The trouble is you have to remember to put the plug in.
There’s another button that comes with that you could connect to a relay.
Also it has Bluetooth so you could potentially use that.
I don’t have mine connected to ha personally because I didn’t see much benefit. It’s a pretty cool system though and very well made
Thanks SaNewn, sorry, you did explain that in the first message.
I have just found https://youtu.be/PsWwSk9bz0I and think using a solenoid valve and bath filler, I could achieve this pretty easily and cost effectively. Anyone have any idea how his bath plug goes down though? Reading the description he’s now changed to HA and control the plug via HA?
So since I started this thread we’ve spent a lot of time renovating downstairs so thoughts of automating the bathroom were shelved.
However, I decided to relook into this again last night and a google search brought back up my own topic. Looking at the video from my previous post allowed me to know how to feed water into the bath, but I still wasnt sure how to put the bath plug up and down.
I then thought that if I was to put an always Open solenoid valve into my waste pipe (before the overflow joins for safety incase it got shut closed) then I could just ignore the plug and leave it unplugged but the water would not run away so long as I was suppling power to close the Solenoid valve. I would likely use a 3/4" valve so the water would run through this and back into 40mm waste pipe so possibly the bath would drain a bit slower than normal.
I also dont want to interfer with my current taps so decided I could just add a filler valve in place of my current overflow so that I would either be able to fill the bath manually or electronically by controlling the flow of a mix of hot and cold water, to this filler valve, by solinoid valves.
Am I missing anything obvious or should this work?
I’ve no experience with the 4 Channel switch or solenoid valves so I’m looking for thoughts and possible assurances that my plan seems safe, sound and easily enough executable.
I’ve never seen a solenoid valve on a waste line. I’d suspect that after sometime the valve will no longer close correctly if it’s not purpose made. Walk in bathtubs have automated drain valves, I’d look into that for the waste line.
I used a Motorised Ball Valve instead of a Solenoid Valve for the waste outlet. I think I ended up using 1/2" but you really want the biggest you can get here so that the water drains quickly. A Solenoid Valve didn’t have enough pressure to drain through
I used a water pump to do the bubble bath as again there isn’t enough pressure to put it through a solenoid or even a ball valve. I then still dilute my bubble bath a bit so it’s a bit runnier.

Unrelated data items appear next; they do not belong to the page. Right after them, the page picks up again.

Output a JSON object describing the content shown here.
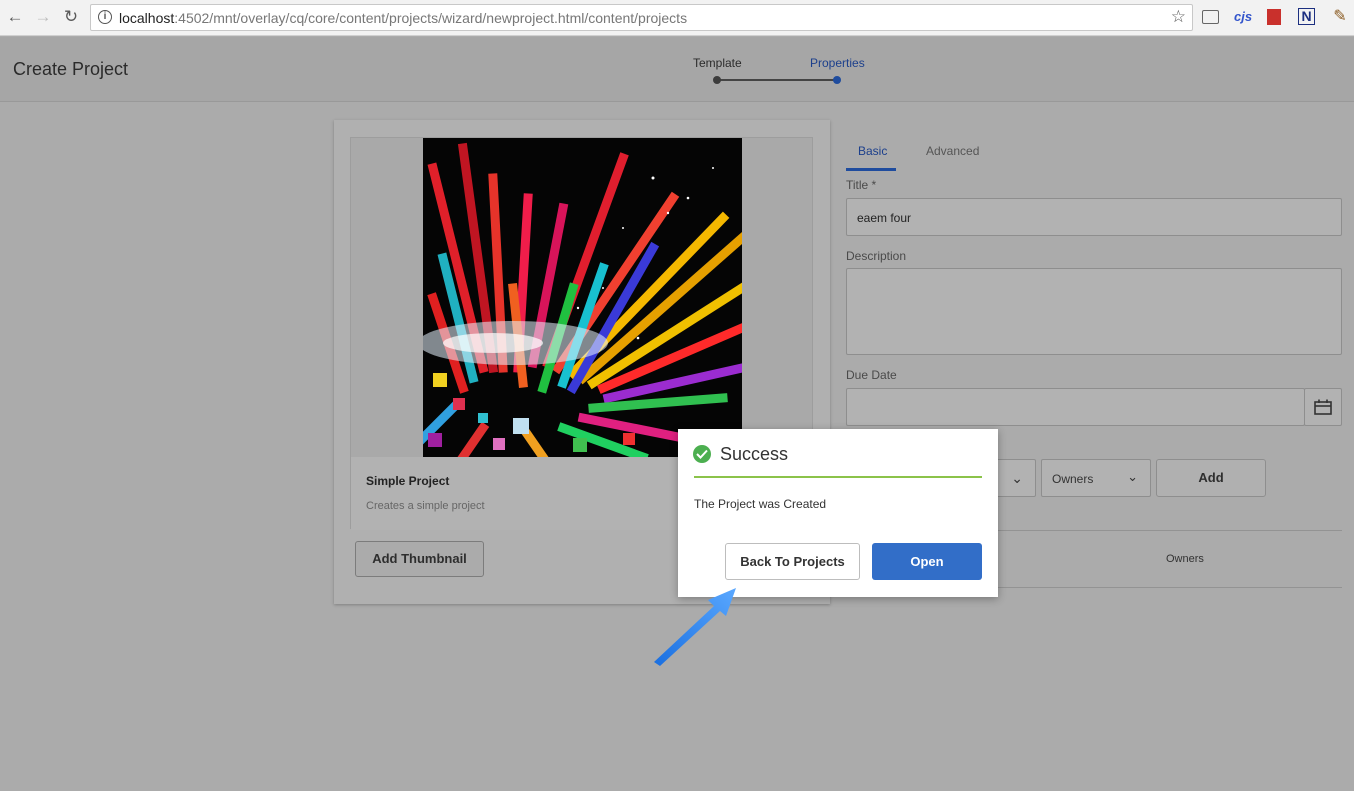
{
  "browser": {
    "url_host": "localhost",
    "url_rest": ":4502/mnt/overlay/cq/core/content/projects/wizard/newproject.html/content/projects",
    "ext_cjs": "cjs",
    "ext_n": "N"
  },
  "header": {
    "title": "Create Project",
    "steps": [
      {
        "label": "Template",
        "state": "done"
      },
      {
        "label": "Properties",
        "state": "active"
      }
    ]
  },
  "template_card": {
    "title": "Simple Project",
    "description": "Creates a simple project",
    "add_thumbnail_label": "Add Thumbnail"
  },
  "form": {
    "tabs": [
      {
        "label": "Basic",
        "active": true
      },
      {
        "label": "Advanced",
        "active": false
      }
    ],
    "title_label": "Title *",
    "title_value": "eaem four",
    "description_label": "Description",
    "description_value": "",
    "due_date_label": "Due Date",
    "due_date_value": "",
    "role_select_value": "Owners",
    "add_label": "Add",
    "members_column_role": "Owners"
  },
  "dialog": {
    "title": "Success",
    "message": "The Project was Created",
    "back_label": "Back To Projects",
    "open_label": "Open"
  },
  "colors": {
    "accent": "#326ec8",
    "success": "#4caf50",
    "success_rule": "#8bc34a",
    "annotation_arrow": "#3a8df0"
  }
}
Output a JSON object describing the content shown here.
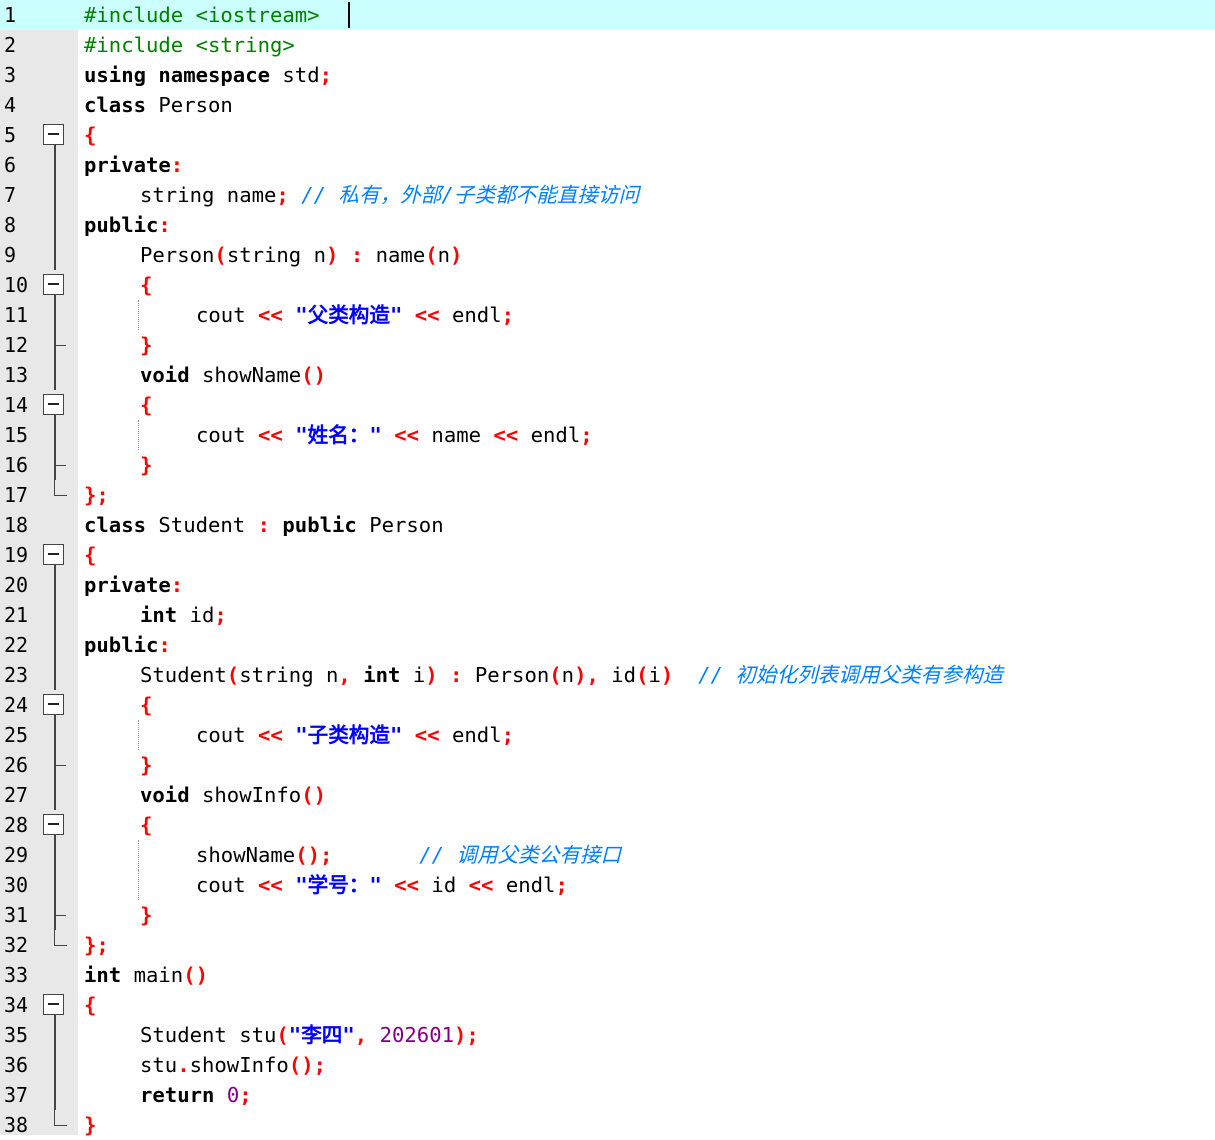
{
  "editor": {
    "language": "C++",
    "current_line": 1,
    "colors": {
      "keyword": "#000000",
      "preprocessor": "#008000",
      "operator": "#ff0000",
      "string": "#0000ff",
      "number": "#800080",
      "comment": "#0080ff",
      "current_line_bg": "#ccffff",
      "gutter_bg": "#e8e8e8"
    },
    "lines": [
      {
        "n": "1",
        "fold": "",
        "indent": 0,
        "tokens": [
          [
            "pp",
            "#include <iostream>"
          ]
        ]
      },
      {
        "n": "2",
        "fold": "",
        "indent": 0,
        "tokens": [
          [
            "pp",
            "#include <string>"
          ]
        ]
      },
      {
        "n": "3",
        "fold": "",
        "indent": 0,
        "tokens": [
          [
            "kw",
            "using"
          ],
          [
            "id",
            " "
          ],
          [
            "kw",
            "namespace"
          ],
          [
            "id",
            " std"
          ],
          [
            "op",
            ";"
          ]
        ]
      },
      {
        "n": "4",
        "fold": "",
        "indent": 0,
        "tokens": [
          [
            "kw",
            "class"
          ],
          [
            "id",
            " Person"
          ]
        ]
      },
      {
        "n": "5",
        "fold": "open",
        "indent": 0,
        "tokens": [
          [
            "op",
            "{"
          ]
        ]
      },
      {
        "n": "6",
        "fold": "line",
        "indent": 0,
        "tokens": [
          [
            "kw",
            "private"
          ],
          [
            "op",
            ":"
          ]
        ]
      },
      {
        "n": "7",
        "fold": "line",
        "indent": 1,
        "tokens": [
          [
            "id",
            "string name"
          ],
          [
            "op",
            ";"
          ],
          [
            "id",
            " "
          ],
          [
            "cm",
            "// 私有，外部/子类都不能直接访问"
          ]
        ]
      },
      {
        "n": "8",
        "fold": "line",
        "indent": 0,
        "tokens": [
          [
            "kw",
            "public"
          ],
          [
            "op",
            ":"
          ]
        ]
      },
      {
        "n": "9",
        "fold": "line",
        "indent": 1,
        "tokens": [
          [
            "id",
            "Person"
          ],
          [
            "op",
            "("
          ],
          [
            "id",
            "string n"
          ],
          [
            "op",
            ")"
          ],
          [
            "id",
            " "
          ],
          [
            "op",
            ":"
          ],
          [
            "id",
            " name"
          ],
          [
            "op",
            "("
          ],
          [
            "id",
            "n"
          ],
          [
            "op",
            ")"
          ]
        ]
      },
      {
        "n": "10",
        "fold": "open",
        "indent": 1,
        "tokens": [
          [
            "op",
            "{"
          ]
        ]
      },
      {
        "n": "11",
        "fold": "line",
        "indent": 2,
        "tokens": [
          [
            "id",
            "cout "
          ],
          [
            "op",
            "<<"
          ],
          [
            "id",
            " "
          ],
          [
            "str",
            "\"父类构造\""
          ],
          [
            "id",
            " "
          ],
          [
            "op",
            "<<"
          ],
          [
            "id",
            " endl"
          ],
          [
            "op",
            ";"
          ]
        ]
      },
      {
        "n": "12",
        "fold": "tee",
        "indent": 1,
        "tokens": [
          [
            "op",
            "}"
          ]
        ]
      },
      {
        "n": "13",
        "fold": "line",
        "indent": 1,
        "tokens": [
          [
            "kw",
            "void"
          ],
          [
            "id",
            " showName"
          ],
          [
            "op",
            "()"
          ]
        ]
      },
      {
        "n": "14",
        "fold": "open",
        "indent": 1,
        "tokens": [
          [
            "op",
            "{"
          ]
        ]
      },
      {
        "n": "15",
        "fold": "line",
        "indent": 2,
        "tokens": [
          [
            "id",
            "cout "
          ],
          [
            "op",
            "<<"
          ],
          [
            "id",
            " "
          ],
          [
            "str",
            "\"姓名：\""
          ],
          [
            "id",
            " "
          ],
          [
            "op",
            "<<"
          ],
          [
            "id",
            " name "
          ],
          [
            "op",
            "<<"
          ],
          [
            "id",
            " endl"
          ],
          [
            "op",
            ";"
          ]
        ]
      },
      {
        "n": "16",
        "fold": "tee",
        "indent": 1,
        "tokens": [
          [
            "op",
            "}"
          ]
        ]
      },
      {
        "n": "17",
        "fold": "end",
        "indent": 0,
        "tokens": [
          [
            "op",
            "};"
          ]
        ]
      },
      {
        "n": "18",
        "fold": "",
        "indent": 0,
        "tokens": [
          [
            "kw",
            "class"
          ],
          [
            "id",
            " Student "
          ],
          [
            "op",
            ":"
          ],
          [
            "id",
            " "
          ],
          [
            "kw",
            "public"
          ],
          [
            "id",
            " Person"
          ]
        ]
      },
      {
        "n": "19",
        "fold": "open",
        "indent": 0,
        "tokens": [
          [
            "op",
            "{"
          ]
        ]
      },
      {
        "n": "20",
        "fold": "line",
        "indent": 0,
        "tokens": [
          [
            "kw",
            "private"
          ],
          [
            "op",
            ":"
          ]
        ]
      },
      {
        "n": "21",
        "fold": "line",
        "indent": 1,
        "tokens": [
          [
            "kw",
            "int"
          ],
          [
            "id",
            " id"
          ],
          [
            "op",
            ";"
          ]
        ]
      },
      {
        "n": "22",
        "fold": "line",
        "indent": 0,
        "tokens": [
          [
            "kw",
            "public"
          ],
          [
            "op",
            ":"
          ]
        ]
      },
      {
        "n": "23",
        "fold": "line",
        "indent": 1,
        "tokens": [
          [
            "id",
            "Student"
          ],
          [
            "op",
            "("
          ],
          [
            "id",
            "string n"
          ],
          [
            "op",
            ","
          ],
          [
            "id",
            " "
          ],
          [
            "kw",
            "int"
          ],
          [
            "id",
            " i"
          ],
          [
            "op",
            ")"
          ],
          [
            "id",
            " "
          ],
          [
            "op",
            ":"
          ],
          [
            "id",
            " Person"
          ],
          [
            "op",
            "("
          ],
          [
            "id",
            "n"
          ],
          [
            "op",
            "),"
          ],
          [
            "id",
            " id"
          ],
          [
            "op",
            "("
          ],
          [
            "id",
            "i"
          ],
          [
            "op",
            ")"
          ],
          [
            "id",
            "  "
          ],
          [
            "cm",
            "// 初始化列表调用父类有参构造"
          ]
        ]
      },
      {
        "n": "24",
        "fold": "open",
        "indent": 1,
        "tokens": [
          [
            "op",
            "{"
          ]
        ]
      },
      {
        "n": "25",
        "fold": "line",
        "indent": 2,
        "tokens": [
          [
            "id",
            "cout "
          ],
          [
            "op",
            "<<"
          ],
          [
            "id",
            " "
          ],
          [
            "str",
            "\"子类构造\""
          ],
          [
            "id",
            " "
          ],
          [
            "op",
            "<<"
          ],
          [
            "id",
            " endl"
          ],
          [
            "op",
            ";"
          ]
        ]
      },
      {
        "n": "26",
        "fold": "tee",
        "indent": 1,
        "tokens": [
          [
            "op",
            "}"
          ]
        ]
      },
      {
        "n": "27",
        "fold": "line",
        "indent": 1,
        "tokens": [
          [
            "kw",
            "void"
          ],
          [
            "id",
            " showInfo"
          ],
          [
            "op",
            "()"
          ]
        ]
      },
      {
        "n": "28",
        "fold": "open",
        "indent": 1,
        "tokens": [
          [
            "op",
            "{"
          ]
        ]
      },
      {
        "n": "29",
        "fold": "line",
        "indent": 2,
        "tokens": [
          [
            "id",
            "showName"
          ],
          [
            "op",
            "();"
          ],
          [
            "id",
            "       "
          ],
          [
            "cm",
            "// 调用父类公有接口"
          ]
        ]
      },
      {
        "n": "30",
        "fold": "line",
        "indent": 2,
        "tokens": [
          [
            "id",
            "cout "
          ],
          [
            "op",
            "<<"
          ],
          [
            "id",
            " "
          ],
          [
            "str",
            "\"学号：\""
          ],
          [
            "id",
            " "
          ],
          [
            "op",
            "<<"
          ],
          [
            "id",
            " id "
          ],
          [
            "op",
            "<<"
          ],
          [
            "id",
            " endl"
          ],
          [
            "op",
            ";"
          ]
        ]
      },
      {
        "n": "31",
        "fold": "tee",
        "indent": 1,
        "tokens": [
          [
            "op",
            "}"
          ]
        ]
      },
      {
        "n": "32",
        "fold": "end",
        "indent": 0,
        "tokens": [
          [
            "op",
            "};"
          ]
        ]
      },
      {
        "n": "33",
        "fold": "",
        "indent": 0,
        "tokens": [
          [
            "kw",
            "int"
          ],
          [
            "id",
            " main"
          ],
          [
            "op",
            "()"
          ]
        ]
      },
      {
        "n": "34",
        "fold": "open",
        "indent": 0,
        "tokens": [
          [
            "op",
            "{"
          ]
        ]
      },
      {
        "n": "35",
        "fold": "line",
        "indent": 1,
        "tokens": [
          [
            "id",
            "Student stu"
          ],
          [
            "op",
            "("
          ],
          [
            "str",
            "\"李四\""
          ],
          [
            "op",
            ","
          ],
          [
            "id",
            " "
          ],
          [
            "num",
            "202601"
          ],
          [
            "op",
            ");"
          ]
        ]
      },
      {
        "n": "36",
        "fold": "line",
        "indent": 1,
        "tokens": [
          [
            "id",
            "stu"
          ],
          [
            "op",
            "."
          ],
          [
            "id",
            "showInfo"
          ],
          [
            "op",
            "();"
          ]
        ]
      },
      {
        "n": "37",
        "fold": "line",
        "indent": 1,
        "tokens": [
          [
            "kw",
            "return"
          ],
          [
            "id",
            " "
          ],
          [
            "num",
            "0"
          ],
          [
            "op",
            ";"
          ]
        ]
      },
      {
        "n": "38",
        "fold": "end",
        "indent": 0,
        "tokens": [
          [
            "op",
            "}"
          ]
        ]
      }
    ]
  }
}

I changed my relay board to be a 4 channel ZigBee relay board as WiFi does not work too well in among water pipes in the bathroom.
The 12v relay board runs;
Hot Water Solenoid
Cold Water Solenoid
Waste Pipe Ball Valve
Bubble Bath pump
There is a 4 button ZigBee Scene Switch then to control the above four functions.
The power also steps down to 5v to run the ESP which is connected to the following sensors;
3 x XKC Y25 No Contact Water Sensors positioned on the under the bath, half way up the side and at the overflow level of the bath. These let me know if the bath is in use and how high the water is. I use them to not turn off the motion lights if I’m in a bath.
2 x YF-S201 Water Flow Sensors so I can monitor how much water is in the bath.
1 x DS18B20 Temperature sensor so that I can see the temperature of the bath
In addition to the above, I also installed 3 x ZigBee wireless water leak sensors under the bath to check for any leaks. I had wanted these to be wired to the ESP but couldn’t find anything suitable
Overall I’m pretty happy with the way the project has turned out!